Member of the Chamber of Deputies of the Dominican Republic for the province of Puerto Plata
- In office 16 August 2002 – 16 August 2010

Personal details
- Born: Ilana Neumann Hernández Sosúa, Puerto Plata Province, Dominican Republic
- Party: Modern Revolutionary Party (since 2024)
- Other political affiliations: Dominican Revolutionary Party (until 2024)
- Spouse: Cyrano Azar
- Parents: Avi Neumann (father); Nieves Hernández (mother);
- Alma mater: Unibe
- Profession: Lawyer
- Website: Ilana Neumann on Facebook

= Ilana Neumann =

Dominican politician and lawyer

Ilana Neumann, in full Ilana Neumann de Azar (b. 1968 or 1969), is a Dominican politician and lawyer.

Neumann was born in Sosúa to Avi Neumann (the son of Jewish refugees of World War II, who immigrated to the Dominican Republic; also an Israeli citizen) and Nieves Hernández, both natives of Sosúa.

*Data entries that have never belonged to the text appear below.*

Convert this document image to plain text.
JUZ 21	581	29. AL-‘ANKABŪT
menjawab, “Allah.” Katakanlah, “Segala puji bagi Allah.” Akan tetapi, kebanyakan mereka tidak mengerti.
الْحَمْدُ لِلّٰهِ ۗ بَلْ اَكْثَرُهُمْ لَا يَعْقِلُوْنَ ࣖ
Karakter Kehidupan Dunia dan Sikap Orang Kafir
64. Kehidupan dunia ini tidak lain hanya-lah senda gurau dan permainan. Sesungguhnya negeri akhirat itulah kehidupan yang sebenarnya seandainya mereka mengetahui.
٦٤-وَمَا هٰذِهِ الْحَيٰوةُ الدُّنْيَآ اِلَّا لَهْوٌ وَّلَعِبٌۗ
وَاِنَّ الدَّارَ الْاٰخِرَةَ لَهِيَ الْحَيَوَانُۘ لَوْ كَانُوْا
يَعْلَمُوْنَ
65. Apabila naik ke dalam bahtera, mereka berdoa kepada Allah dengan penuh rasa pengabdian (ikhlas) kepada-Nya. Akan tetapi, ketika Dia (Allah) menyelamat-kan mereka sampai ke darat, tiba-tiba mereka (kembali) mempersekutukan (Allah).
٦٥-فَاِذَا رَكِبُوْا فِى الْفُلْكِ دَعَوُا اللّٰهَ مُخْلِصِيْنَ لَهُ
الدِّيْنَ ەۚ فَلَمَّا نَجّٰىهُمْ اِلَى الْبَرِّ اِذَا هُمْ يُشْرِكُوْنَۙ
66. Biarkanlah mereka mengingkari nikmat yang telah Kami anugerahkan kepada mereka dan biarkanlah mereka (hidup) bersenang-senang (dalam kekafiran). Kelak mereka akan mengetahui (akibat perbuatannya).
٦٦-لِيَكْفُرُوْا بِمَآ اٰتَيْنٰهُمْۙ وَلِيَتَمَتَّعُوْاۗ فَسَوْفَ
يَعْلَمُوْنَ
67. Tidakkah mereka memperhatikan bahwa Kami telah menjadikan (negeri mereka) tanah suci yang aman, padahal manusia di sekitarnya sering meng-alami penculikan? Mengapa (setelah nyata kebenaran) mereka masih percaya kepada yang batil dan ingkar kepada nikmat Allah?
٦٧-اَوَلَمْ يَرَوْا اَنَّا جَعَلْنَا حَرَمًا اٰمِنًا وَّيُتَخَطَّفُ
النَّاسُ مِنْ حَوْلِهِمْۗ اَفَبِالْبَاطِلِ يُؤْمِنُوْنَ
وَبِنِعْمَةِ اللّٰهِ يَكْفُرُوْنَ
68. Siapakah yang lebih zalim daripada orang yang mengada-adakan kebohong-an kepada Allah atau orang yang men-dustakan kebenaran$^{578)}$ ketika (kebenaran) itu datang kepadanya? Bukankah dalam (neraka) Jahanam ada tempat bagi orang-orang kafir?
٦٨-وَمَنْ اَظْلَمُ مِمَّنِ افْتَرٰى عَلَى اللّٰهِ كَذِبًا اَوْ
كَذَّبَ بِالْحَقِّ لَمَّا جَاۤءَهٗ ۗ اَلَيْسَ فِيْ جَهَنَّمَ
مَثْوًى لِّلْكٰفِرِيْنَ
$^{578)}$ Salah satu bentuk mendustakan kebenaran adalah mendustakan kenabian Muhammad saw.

She is married to Cyrano Azar Ramírez, whose paternal grandparents (Aris Azar and Maria Hedded) were Lebanese immigrants.

Neumann was deputy for Puerto Plata Province from 2002 to 2010; elected in 2002 and re-elected in 2006. She was Mayor of Sosúa, elected in 2010, and re-elected in 2016.

Neumann is the first woman of Jewish descent to be elected as mayor in the Dominican Republic.